The financial sector is the other traditional, if less beloved, candidate for state support. Insurers’ liability to
covid-19 is, for instance, still unclear. Politicians in America are urging insurance firms to indemnify holders
of policies protecting against business interruptions. The companies say these do not cover pandemics,
and claim they could be on the hook for losses nearing $400bn a month if forced to do so. States including
Ohio and Massachusetts are mulling bills that would compel payouts (see article). These would have to be
accompanied by a rescue package. At least banks look more solid, thanks to regulations enacted in the
wake of the financial meltdown in 2007-09. For once they may be part of the solution, not the problem:
governments are using them as a conduit for state-guaranteed loans.
Support which banks, and any other business, will readily accept is coming in the form of relaxed
regulations. Lenders are being offered capital relief in Europe and America. Countries from France to South
Korea have banned investors from betting on share-price falls, to many a ceo’s delight. Some
environmental regulations in America have been waived. European airlines get to keep valuable slots at
airports even though they are not using them as required. Steven Mnuchin, America’s treasury secretary,
has said the aid is predicated on three months of stoppages. It is anyone’s guess if that will be enough.
Much of the government largesse will be spread among millions of small businesses. Shuttered pizza joints,
gyms, florists and the like are facing months of lost revenue. Few voters object to public money being used
to pay laid-off or furloughed workers directly, as in Europe, or, as in America, to provide grants for firms
that keep staff (see Schumpeter).
In fact, programmes which authorities have sold as a way to save mom-and-pop shops may also help big
business. In Germany Adidas, a giant maker of sports gear, tried to use a measure designed to tide over
small firms to suspend rental payments for some of its shops (it reversed course after the news leaked).

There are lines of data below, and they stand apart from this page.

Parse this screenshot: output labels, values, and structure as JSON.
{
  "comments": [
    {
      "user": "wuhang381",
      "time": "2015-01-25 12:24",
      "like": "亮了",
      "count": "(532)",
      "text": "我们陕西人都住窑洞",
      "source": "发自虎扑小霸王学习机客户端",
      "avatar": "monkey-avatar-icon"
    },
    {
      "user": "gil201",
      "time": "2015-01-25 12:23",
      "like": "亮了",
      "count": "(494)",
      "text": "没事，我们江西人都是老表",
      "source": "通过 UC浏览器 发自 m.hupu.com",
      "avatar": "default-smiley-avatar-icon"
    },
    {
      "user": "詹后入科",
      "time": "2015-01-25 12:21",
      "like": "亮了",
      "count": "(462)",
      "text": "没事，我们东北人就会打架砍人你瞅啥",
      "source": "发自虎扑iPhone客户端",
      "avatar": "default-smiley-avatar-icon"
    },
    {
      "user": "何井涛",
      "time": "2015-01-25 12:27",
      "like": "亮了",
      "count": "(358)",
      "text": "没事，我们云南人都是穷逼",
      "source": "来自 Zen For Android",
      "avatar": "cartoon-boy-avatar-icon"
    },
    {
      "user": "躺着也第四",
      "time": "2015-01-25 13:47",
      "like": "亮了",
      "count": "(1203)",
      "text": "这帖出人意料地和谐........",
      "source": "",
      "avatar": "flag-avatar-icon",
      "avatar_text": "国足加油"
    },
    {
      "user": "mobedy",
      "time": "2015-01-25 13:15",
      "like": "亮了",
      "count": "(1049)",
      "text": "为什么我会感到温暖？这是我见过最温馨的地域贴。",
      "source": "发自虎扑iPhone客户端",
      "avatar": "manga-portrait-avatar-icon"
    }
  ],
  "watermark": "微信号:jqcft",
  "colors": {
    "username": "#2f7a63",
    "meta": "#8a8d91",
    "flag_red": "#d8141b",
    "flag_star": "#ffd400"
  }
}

American hotel chains won the right to treat each location as a separate business—and with it access to
bail-outs designed for firms with fewer than 500 employees.
Many stronger firms would prefer a private-sector rescuer. Those with solid balance-sheets in Europe and
America raised $316bn from investment-grade bonds in March, according to Dealogic, a data provider.
Although some racier blue-chip firms must pay high coupons, for many yields remain reasonable (see
chart).
Some companies with iffier prospects can get their hands on cash, too. Carnival, a cruise-line operator
whose share price is down by 83% this year, is raising $4bn through a sale of bonds (in part by mortgaging
its ships) as well as fresh equity. Markets are charging a hefty price for this support. So long as they remain
willing to shore up corporations on the brink, taxpayers may be spared big payouts—and governments,
blushes for helping out unloved big business.